Three of these thermoregulatory adaptations within the skin or hair include: light hair color, dark skin color, and insulating hollow hair. To identify the genes responsible for these traits, DNA, RNA, proteins, and tissue structure of polar bears will be compared to both the brown/grizzly bear and American black bear. Further, the rate of hair heating and cooling, and energy transfer at the hair-skin boundary will be measured and modeled with the aim of developing novel nanoscale materials.

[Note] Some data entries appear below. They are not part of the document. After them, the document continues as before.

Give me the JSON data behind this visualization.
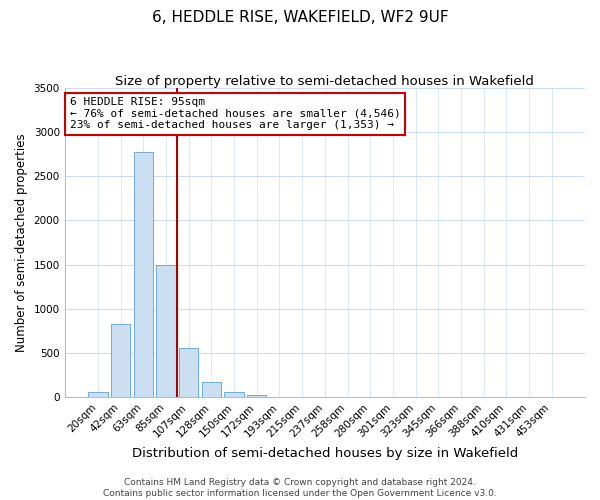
{
  "title": "6, HEDDLE RISE, WAKEFIELD, WF2 9UF",
  "subtitle": "Size of property relative to semi-detached houses in Wakefield",
  "bar_labels": [
    "20sqm",
    "42sqm",
    "63sqm",
    "85sqm",
    "107sqm",
    "128sqm",
    "150sqm",
    "172sqm",
    "193sqm",
    "215sqm",
    "237sqm",
    "258sqm",
    "280sqm",
    "301sqm",
    "323sqm",
    "345sqm",
    "366sqm",
    "388sqm",
    "410sqm",
    "431sqm",
    "453sqm"
  ],
  "bar_values": [
    60,
    830,
    2780,
    1500,
    550,
    175,
    60,
    25,
    0,
    0,
    0,
    0,
    0,
    0,
    0,
    0,
    0,
    0,
    0,
    0,
    0
  ],
  "bar_color": "#ccdff2",
  "bar_edge_color": "#6aaed6",
  "vline_color": "#aa0000",
  "ylim": [
    0,
    3500
  ],
  "yticks": [
    0,
    500,
    1000,
    1500,
    2000,
    2500,
    3000,
    3500
  ],
  "ylabel": "Number of semi-detached properties",
  "xlabel": "Distribution of semi-detached houses by size in Wakefield",
  "annotation_title": "6 HEDDLE RISE: 95sqm",
  "annotation_line1": "← 76% of semi-detached houses are smaller (4,546)",
  "annotation_line2": "23% of semi-detached houses are larger (1,353) →",
  "annotation_box_facecolor": "#ffffff",
  "annotation_box_edgecolor": "#cc0000",
  "footer_line1": "Contains HM Land Registry data © Crown copyright and database right 2024.",
  "footer_line2": "Contains public sector information licensed under the Open Government Licence v3.0.",
  "title_fontsize": 11,
  "subtitle_fontsize": 9.5,
  "ylabel_fontsize": 8.5,
  "xlabel_fontsize": 9.5,
  "tick_fontsize": 7.5,
  "annotation_fontsize": 8,
  "footer_fontsize": 6.5
}
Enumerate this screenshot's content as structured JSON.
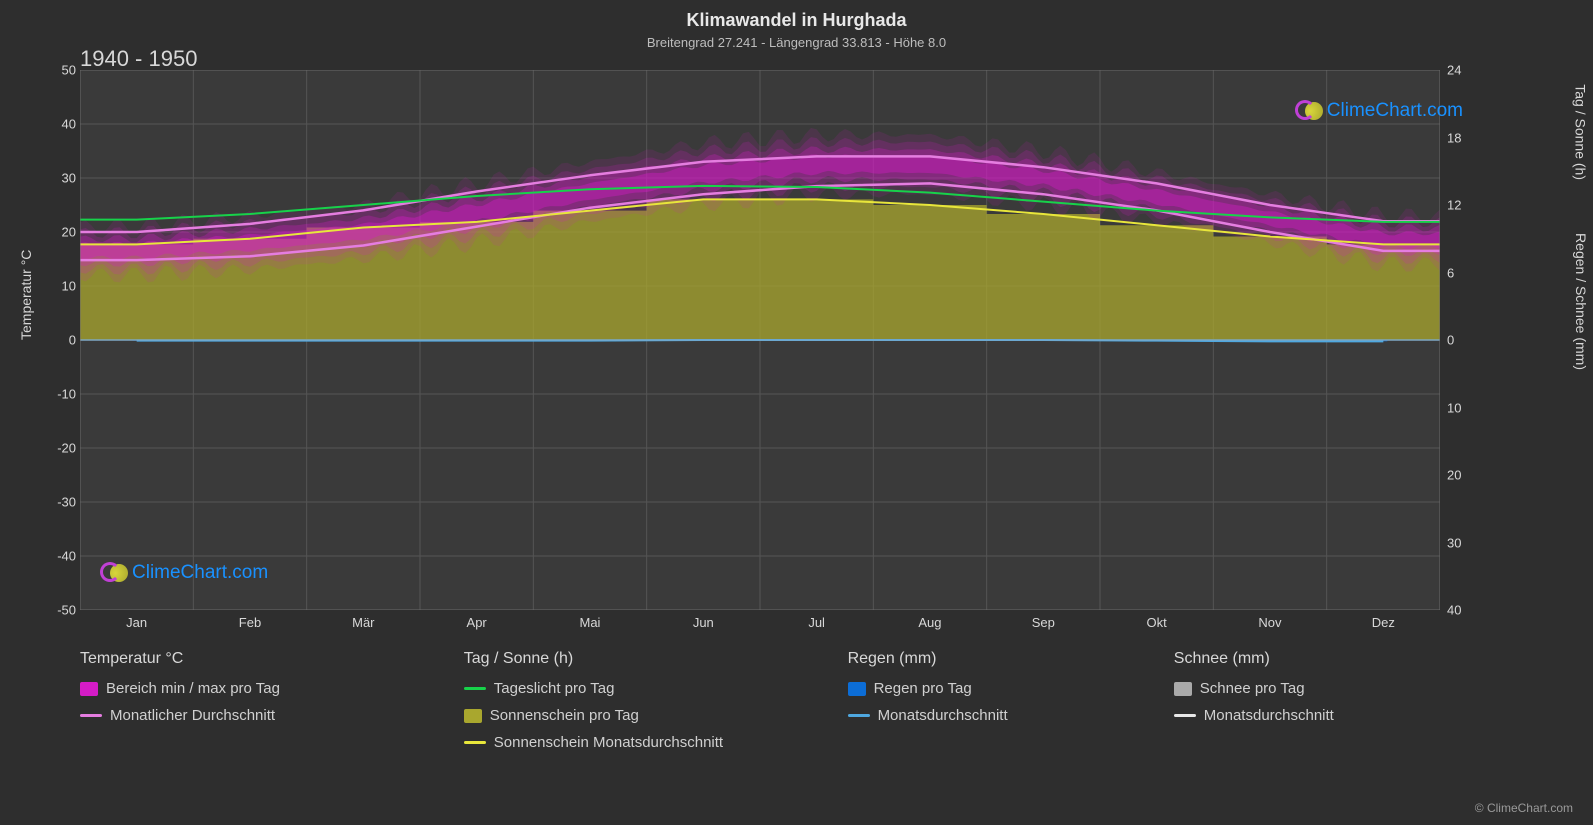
{
  "title": "Klimawandel in Hurghada",
  "subtitle": "Breitengrad 27.241 - Längengrad 33.813 - Höhe 8.0",
  "period_label": "1940 - 1950",
  "logo_text": "ClimeChart.com",
  "copyright": "© ClimeChart.com",
  "chart": {
    "type": "line-area-combo",
    "background_color": "#2e2e2e",
    "plot_background": "#3a3a3a",
    "grid_color": "#555555",
    "grid_major_color": "#666666",
    "axis_text_color": "#d8d8d8",
    "axis_fontsize": 13,
    "title_fontsize": 18,
    "subtitle_fontsize": 13,
    "months": [
      "Jan",
      "Feb",
      "Mär",
      "Apr",
      "Mai",
      "Jun",
      "Jul",
      "Aug",
      "Sep",
      "Okt",
      "Nov",
      "Dez"
    ],
    "y_left": {
      "label": "Temperatur °C",
      "min": -50,
      "max": 50,
      "step": 10,
      "ticks": [
        50,
        40,
        30,
        20,
        10,
        0,
        -10,
        -20,
        -30,
        -40,
        -50
      ]
    },
    "y_right_sun": {
      "label": "Tag / Sonne (h)",
      "min": 0,
      "max": 24,
      "step": 6,
      "ticks": [
        24,
        18,
        12,
        6,
        0
      ]
    },
    "y_right_rain": {
      "label": "Regen / Schnee (mm)",
      "min": 0,
      "max": 40,
      "step": 10,
      "ticks": [
        0,
        10,
        20,
        30,
        40
      ]
    },
    "series": {
      "temp_range": {
        "label": "Bereich min / max pro Tag",
        "color": "#d41cc6",
        "fill_opacity": 0.55,
        "min": [
          12,
          13,
          15,
          18,
          22,
          25,
          27,
          27,
          25,
          22,
          18,
          14
        ],
        "max": [
          21,
          23,
          25,
          29,
          33,
          36.5,
          38,
          38,
          35,
          31,
          27,
          23
        ],
        "render": "fuzzy-band"
      },
      "temp_monthly": {
        "label": "Monatlicher Durchschnitt",
        "color": "#e57de0",
        "line_width": 2.5,
        "low": [
          14.8,
          15.5,
          17.5,
          21,
          24.5,
          27,
          28.5,
          29,
          27,
          24,
          20,
          16.5
        ],
        "high": [
          20,
          21.5,
          24,
          27.5,
          30.5,
          33,
          34,
          34,
          32,
          29,
          25,
          22
        ]
      },
      "daylight": {
        "label": "Tageslicht pro Tag",
        "color": "#17d24a",
        "line_width": 2,
        "values_h": [
          10.7,
          11.2,
          12,
          12.8,
          13.4,
          13.7,
          13.6,
          13.1,
          12.3,
          11.5,
          10.9,
          10.5
        ]
      },
      "sunshine_area": {
        "label": "Sonnenschein pro Tag",
        "color": "#a9a72e",
        "fill_opacity": 0.75,
        "values_h": [
          8.5,
          9,
          10,
          10.5,
          11.5,
          12.5,
          12.5,
          12,
          11.2,
          10.2,
          9.2,
          8.5
        ]
      },
      "sunshine_monthly": {
        "label": "Sonnenschein Monatsdurchschnitt",
        "color": "#e8e63b",
        "line_width": 2,
        "values_h": [
          8.5,
          9,
          10,
          10.5,
          11.5,
          12.5,
          12.5,
          12,
          11.2,
          10.2,
          9.2,
          8.5
        ]
      },
      "rain_daily": {
        "label": "Regen pro Tag",
        "color": "#0c6dd6",
        "render": "bars",
        "values_mm": [
          0.1,
          0.1,
          0.1,
          0.1,
          0.1,
          0,
          0,
          0,
          0,
          0.2,
          0.2,
          0.2
        ]
      },
      "rain_monthly": {
        "label": "Monatsdurchschnitt",
        "color": "#4fa8e0",
        "line_width": 2,
        "values_mm": [
          0.1,
          0.1,
          0.1,
          0.1,
          0.1,
          0,
          0,
          0,
          0,
          0.1,
          0.2,
          0.2
        ]
      },
      "snow_daily": {
        "label": "Schnee pro Tag",
        "color": "#aaaaaa",
        "render": "bars",
        "values_mm": [
          0,
          0,
          0,
          0,
          0,
          0,
          0,
          0,
          0,
          0,
          0,
          0
        ]
      },
      "snow_monthly": {
        "label": "Monatsdurchschnitt",
        "color": "#e8e8e8",
        "line_width": 2,
        "values_mm": [
          0,
          0,
          0,
          0,
          0,
          0,
          0,
          0,
          0,
          0,
          0,
          0
        ]
      }
    }
  },
  "legend": {
    "groups": [
      {
        "heading": "Temperatur °C",
        "items": [
          {
            "type": "swatch",
            "color": "#d41cc6",
            "label": "Bereich min / max pro Tag"
          },
          {
            "type": "line",
            "color": "#e57de0",
            "label": "Monatlicher Durchschnitt"
          }
        ]
      },
      {
        "heading": "Tag / Sonne (h)",
        "items": [
          {
            "type": "line",
            "color": "#17d24a",
            "label": "Tageslicht pro Tag"
          },
          {
            "type": "swatch",
            "color": "#a9a72e",
            "label": "Sonnenschein pro Tag"
          },
          {
            "type": "line",
            "color": "#e8e63b",
            "label": "Sonnenschein Monatsdurchschnitt"
          }
        ]
      },
      {
        "heading": "Regen (mm)",
        "items": [
          {
            "type": "swatch",
            "color": "#0c6dd6",
            "label": "Regen pro Tag"
          },
          {
            "type": "line",
            "color": "#4fa8e0",
            "label": "Monatsdurchschnitt"
          }
        ]
      },
      {
        "heading": "Schnee (mm)",
        "items": [
          {
            "type": "swatch",
            "color": "#aaaaaa",
            "label": "Schnee pro Tag"
          },
          {
            "type": "line",
            "color": "#e8e8e8",
            "label": "Monatsdurchschnitt"
          }
        ]
      }
    ]
  }
}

Thus, the project will yield new insights into how mammals remain warm in extreme cold environments. Similar pigmentation and hair structural variation have evolved in other Arctic mammals; thus, understanding the molecular and cellular mechanisms of these traits will provide a starting point to investigate convergence. Research results will be translated into educational materials appropriate for K-12 students and distributed to zoos with polar bears, as zoos are often the only opportunity people have to observe these animals.
Finally, the project will train scientists in effective science communication and reach non-expert audiences through public outreach.
Arctic species must adapt to the extreme temperatures of their environment. This research focuses on skin and hair traits associated with thermoregulatory adaptation. Comparative genomics, transcriptomics, and histological staining of skin tissue between polar bears and two temperate species, brown and American black bears, will determine the cellular basis for light hair and dark skin.
Specifically, the abundance and location of melanocytes will be characterized, then changes in gene expression among bear species that can account for differences in cellular location will be identified. Beyond pigmentation differences, polar bear hair has a hollow center thought to increase the insulating capacity of the fur. To identify the genes that underly this trait, protein abundance within hair will be compared among species.
Ancestral recombination graphs will be constructed to quantify when during the evolutionary history of polar bears this adaptation arose. As the hollow hair has distinct applications in creating novel heat retaining nanomaterials, this research will quantify and model thermodynamic properties of the hair and hair-skin interface over a range of environmentally relevant temperatures.
This award reflects NSF's statutory mission and has been deemed worthy of support through evaluation using the Foundation's intellectual merit and broader impacts review criteria.